Operation Exodus is a plan created and publicized by the Sheriff's Department of Bossier Parish, Louisiana. The name is a deliberate reference to the Book of Exodus.

Overview
The goal of the plan is to provide for the parish's self-sufficiency in the event of a crisis, such as a natural disaster or terrorist attack. The sheriff's department plans to train volunteers to defend local resources, such as fuel, from looting that might occur after a disaster. The existence of the ongoing program is anticipated to cost $4500 to pay for training and uniforms, as the weapons expected to be used are already owned by the Sheriff's Department.

Media reaction
Rachel Maddow discussed Operation Exodus with guest Frank Schaeffer on her MSNBC show. Schaeffer claimed the name of the program was a "backhanded comment about the [legitimacy of the] United States government,[and] Barack Obama," as the Israelites fled an unjust leader in the Book of Exodus.
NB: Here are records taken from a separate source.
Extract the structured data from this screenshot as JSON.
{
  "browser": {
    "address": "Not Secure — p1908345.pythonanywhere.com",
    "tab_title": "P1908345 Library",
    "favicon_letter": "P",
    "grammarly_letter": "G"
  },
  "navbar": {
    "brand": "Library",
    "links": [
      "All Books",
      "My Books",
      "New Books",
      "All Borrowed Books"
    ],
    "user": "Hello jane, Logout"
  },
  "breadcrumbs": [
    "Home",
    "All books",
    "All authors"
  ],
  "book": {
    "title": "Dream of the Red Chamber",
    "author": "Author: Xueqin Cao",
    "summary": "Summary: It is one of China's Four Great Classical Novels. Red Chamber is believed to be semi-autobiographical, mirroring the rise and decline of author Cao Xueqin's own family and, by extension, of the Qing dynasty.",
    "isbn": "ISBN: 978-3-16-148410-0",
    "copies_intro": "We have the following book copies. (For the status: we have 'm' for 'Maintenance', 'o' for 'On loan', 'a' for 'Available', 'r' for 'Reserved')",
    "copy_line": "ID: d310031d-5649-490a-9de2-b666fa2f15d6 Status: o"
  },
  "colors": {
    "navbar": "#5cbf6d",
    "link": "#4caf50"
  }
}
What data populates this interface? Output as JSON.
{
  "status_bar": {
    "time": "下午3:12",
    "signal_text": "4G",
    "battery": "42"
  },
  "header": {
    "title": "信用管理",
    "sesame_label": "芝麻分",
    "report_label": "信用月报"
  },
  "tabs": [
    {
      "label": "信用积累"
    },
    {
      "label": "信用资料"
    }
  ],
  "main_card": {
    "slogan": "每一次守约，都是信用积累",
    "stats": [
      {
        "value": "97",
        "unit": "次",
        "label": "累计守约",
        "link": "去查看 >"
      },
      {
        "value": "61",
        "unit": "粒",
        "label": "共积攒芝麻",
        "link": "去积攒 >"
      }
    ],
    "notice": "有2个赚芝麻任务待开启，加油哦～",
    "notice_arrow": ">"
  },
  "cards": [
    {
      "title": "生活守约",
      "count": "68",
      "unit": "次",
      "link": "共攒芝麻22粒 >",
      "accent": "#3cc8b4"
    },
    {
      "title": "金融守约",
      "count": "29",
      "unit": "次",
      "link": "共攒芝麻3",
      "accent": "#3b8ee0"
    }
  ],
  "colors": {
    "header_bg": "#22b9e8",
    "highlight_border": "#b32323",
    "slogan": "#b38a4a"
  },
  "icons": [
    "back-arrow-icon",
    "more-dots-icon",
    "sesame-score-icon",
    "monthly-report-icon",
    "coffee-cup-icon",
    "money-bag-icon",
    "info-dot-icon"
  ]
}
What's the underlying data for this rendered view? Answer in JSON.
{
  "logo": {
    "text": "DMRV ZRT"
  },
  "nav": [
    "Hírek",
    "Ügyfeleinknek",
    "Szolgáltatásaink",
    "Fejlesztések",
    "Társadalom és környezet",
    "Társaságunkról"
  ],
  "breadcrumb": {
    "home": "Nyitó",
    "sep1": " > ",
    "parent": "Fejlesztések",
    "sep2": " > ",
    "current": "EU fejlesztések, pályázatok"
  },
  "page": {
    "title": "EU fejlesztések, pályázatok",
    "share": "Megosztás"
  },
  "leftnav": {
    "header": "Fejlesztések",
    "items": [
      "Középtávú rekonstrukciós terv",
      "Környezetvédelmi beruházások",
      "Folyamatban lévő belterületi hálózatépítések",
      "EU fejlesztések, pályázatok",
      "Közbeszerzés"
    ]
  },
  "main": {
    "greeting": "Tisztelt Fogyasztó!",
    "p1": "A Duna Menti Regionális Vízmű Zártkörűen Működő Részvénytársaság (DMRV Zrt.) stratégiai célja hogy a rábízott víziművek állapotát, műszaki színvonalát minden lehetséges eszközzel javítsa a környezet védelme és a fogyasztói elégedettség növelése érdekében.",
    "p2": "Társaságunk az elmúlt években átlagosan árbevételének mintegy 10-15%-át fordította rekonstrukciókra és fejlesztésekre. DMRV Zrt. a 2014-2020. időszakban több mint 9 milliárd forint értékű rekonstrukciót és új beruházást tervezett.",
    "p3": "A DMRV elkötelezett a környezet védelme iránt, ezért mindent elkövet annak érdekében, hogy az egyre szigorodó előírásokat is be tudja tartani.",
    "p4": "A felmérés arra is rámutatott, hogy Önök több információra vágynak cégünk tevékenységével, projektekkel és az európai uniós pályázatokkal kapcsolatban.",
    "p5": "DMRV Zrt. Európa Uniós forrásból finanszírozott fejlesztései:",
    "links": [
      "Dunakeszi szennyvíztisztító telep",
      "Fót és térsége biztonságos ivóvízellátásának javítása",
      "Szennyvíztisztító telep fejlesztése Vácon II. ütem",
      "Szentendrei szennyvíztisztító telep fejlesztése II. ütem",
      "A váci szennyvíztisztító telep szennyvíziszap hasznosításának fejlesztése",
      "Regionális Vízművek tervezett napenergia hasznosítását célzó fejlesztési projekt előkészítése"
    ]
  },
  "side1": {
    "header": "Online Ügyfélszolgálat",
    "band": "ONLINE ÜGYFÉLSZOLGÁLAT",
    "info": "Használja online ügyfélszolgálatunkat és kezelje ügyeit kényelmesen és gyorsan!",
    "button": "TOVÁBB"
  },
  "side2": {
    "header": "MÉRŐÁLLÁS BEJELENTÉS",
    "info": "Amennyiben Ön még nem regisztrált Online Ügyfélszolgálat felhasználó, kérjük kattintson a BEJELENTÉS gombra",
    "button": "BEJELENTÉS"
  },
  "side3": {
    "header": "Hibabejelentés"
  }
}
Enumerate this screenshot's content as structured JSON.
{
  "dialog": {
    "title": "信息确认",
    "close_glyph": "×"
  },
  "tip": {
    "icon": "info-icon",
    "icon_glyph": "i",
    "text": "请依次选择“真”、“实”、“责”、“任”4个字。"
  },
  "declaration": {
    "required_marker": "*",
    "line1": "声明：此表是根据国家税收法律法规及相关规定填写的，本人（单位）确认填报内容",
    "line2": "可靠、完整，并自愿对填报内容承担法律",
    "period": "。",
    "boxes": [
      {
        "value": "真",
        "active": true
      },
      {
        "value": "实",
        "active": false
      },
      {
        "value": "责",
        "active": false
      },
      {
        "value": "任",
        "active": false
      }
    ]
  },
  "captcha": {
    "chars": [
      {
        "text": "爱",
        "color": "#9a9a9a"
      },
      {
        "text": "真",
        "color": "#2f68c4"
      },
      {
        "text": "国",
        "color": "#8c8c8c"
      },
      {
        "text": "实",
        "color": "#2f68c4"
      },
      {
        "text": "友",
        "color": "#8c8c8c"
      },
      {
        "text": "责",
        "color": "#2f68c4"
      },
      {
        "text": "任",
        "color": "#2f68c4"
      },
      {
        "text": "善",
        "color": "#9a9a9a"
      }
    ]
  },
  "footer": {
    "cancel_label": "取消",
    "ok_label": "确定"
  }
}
The department's own press release states that the name is a reference to "the Israelites...learning to be self-sufficient and handle everything alone, just as the plan provides."

Citing the department's possession of a .50-caliber machine gun, Reason managing editor Jesse Walker described the program as "the intersection of two ugly trends: the militarization of disaster response and the militarization of police work."